77° F Wednesday, May 23, 2012

The Lost Pines Groundwater Conservation District has scheduled a public hearing for Sept. 14 for citizen input on their proposed water management plan, which they are required to do every five years.

The plan may have to go forward without the highly-anticipated managed available groundwater (MAG) numbers that the district needs from the Texas Water Development Board (TWDB) in order to create a legally enforceable management plan projected to the year 2060.

“Our five-year time frame just happens to coincide, within about three months, when the MAG numbers would be coming from TWDB,” said Joe Cooper, general manager of the LPGCD. “We don’t have the MAG numbers yet, so when we receive those we will submit an amended management plan that includes MAG volumes and rules that apply to it.”

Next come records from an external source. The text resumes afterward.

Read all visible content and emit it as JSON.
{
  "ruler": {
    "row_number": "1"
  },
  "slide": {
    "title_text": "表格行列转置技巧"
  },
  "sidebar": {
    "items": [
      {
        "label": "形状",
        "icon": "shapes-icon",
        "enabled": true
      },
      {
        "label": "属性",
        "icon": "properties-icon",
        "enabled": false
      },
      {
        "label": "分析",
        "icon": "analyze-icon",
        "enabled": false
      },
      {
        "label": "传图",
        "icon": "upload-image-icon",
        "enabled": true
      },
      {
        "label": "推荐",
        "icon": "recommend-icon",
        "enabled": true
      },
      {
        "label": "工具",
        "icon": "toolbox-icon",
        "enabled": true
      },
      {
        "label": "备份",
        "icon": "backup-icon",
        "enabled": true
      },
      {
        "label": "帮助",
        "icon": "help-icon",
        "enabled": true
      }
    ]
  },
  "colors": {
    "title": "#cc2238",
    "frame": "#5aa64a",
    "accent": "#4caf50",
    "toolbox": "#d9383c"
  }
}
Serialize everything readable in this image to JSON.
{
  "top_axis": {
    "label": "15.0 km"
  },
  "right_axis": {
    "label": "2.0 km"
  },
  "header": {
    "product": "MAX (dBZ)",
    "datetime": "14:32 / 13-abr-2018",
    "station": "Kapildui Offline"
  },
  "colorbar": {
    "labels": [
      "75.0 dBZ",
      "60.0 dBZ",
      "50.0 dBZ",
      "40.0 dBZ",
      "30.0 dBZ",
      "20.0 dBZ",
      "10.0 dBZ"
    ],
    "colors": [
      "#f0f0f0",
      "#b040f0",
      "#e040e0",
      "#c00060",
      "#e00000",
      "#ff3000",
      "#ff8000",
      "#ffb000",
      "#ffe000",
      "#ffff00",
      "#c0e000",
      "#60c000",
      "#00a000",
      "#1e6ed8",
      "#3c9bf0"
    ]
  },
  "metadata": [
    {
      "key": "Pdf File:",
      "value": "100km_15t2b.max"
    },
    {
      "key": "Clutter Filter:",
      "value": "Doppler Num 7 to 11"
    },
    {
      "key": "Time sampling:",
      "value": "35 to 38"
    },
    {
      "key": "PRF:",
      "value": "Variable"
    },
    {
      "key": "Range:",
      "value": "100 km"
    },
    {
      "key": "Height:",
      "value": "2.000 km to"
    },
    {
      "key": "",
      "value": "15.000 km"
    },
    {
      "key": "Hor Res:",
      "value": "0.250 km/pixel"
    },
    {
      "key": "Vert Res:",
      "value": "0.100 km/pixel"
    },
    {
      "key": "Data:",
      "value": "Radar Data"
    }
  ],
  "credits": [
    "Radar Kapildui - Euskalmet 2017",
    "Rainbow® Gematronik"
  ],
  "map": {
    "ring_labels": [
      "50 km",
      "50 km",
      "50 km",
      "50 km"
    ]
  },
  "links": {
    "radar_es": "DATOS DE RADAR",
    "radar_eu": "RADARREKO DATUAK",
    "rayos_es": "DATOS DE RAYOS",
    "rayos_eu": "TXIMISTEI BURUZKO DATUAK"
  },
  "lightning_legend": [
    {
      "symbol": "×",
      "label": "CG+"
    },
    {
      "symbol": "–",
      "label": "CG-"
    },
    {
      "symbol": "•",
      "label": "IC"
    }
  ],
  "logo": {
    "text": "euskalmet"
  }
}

LPGCD would prefer to wait for MAG numbers from the TWDB and then proceed with the final plan, but were told they could not do so.

Earlier this month, LPGCD met with the four other water conservation districts that make up the Groundwater Management Area 12 to finalize their desired future conditions (DFC) numbers, which are required by the TWDB and used to determine the MAG  – the benchmarks for acceptable drawdowns for aquifers in the district.

This was the third time that LPGCD, after suggestions by TWDB, revised their numbers.

The DFC for the Simsboro aquifer was set to a 237-foot average drawdown  over the next 50 years.

Also, GMA 12 approved a resolution for a “margin of error” – or about a 5 percent variance or a 10-foot variable drawdown for the areas aquifers. The move allows for variable results when running water-modeling files on the aquifers.

“There has been quite a few exchanges between us and the TWDB over the past few months regarding DFCs,” Cooper said. “We came to the conclusion recently that the plan is good.”

The TWDB has a six-month window to provide MAG data to the district.

Cooper said he likes the staff at TWDB and he feels they can work together to get to a management plan – he just wonders about the mixed signals.

“We are going to take it one step at a time and abide by the prevailing law,” Cooper said. “We will stay in a moratorium state until we get our MAG number issued to us and we get our management plan amended and accepted by the TWDB.”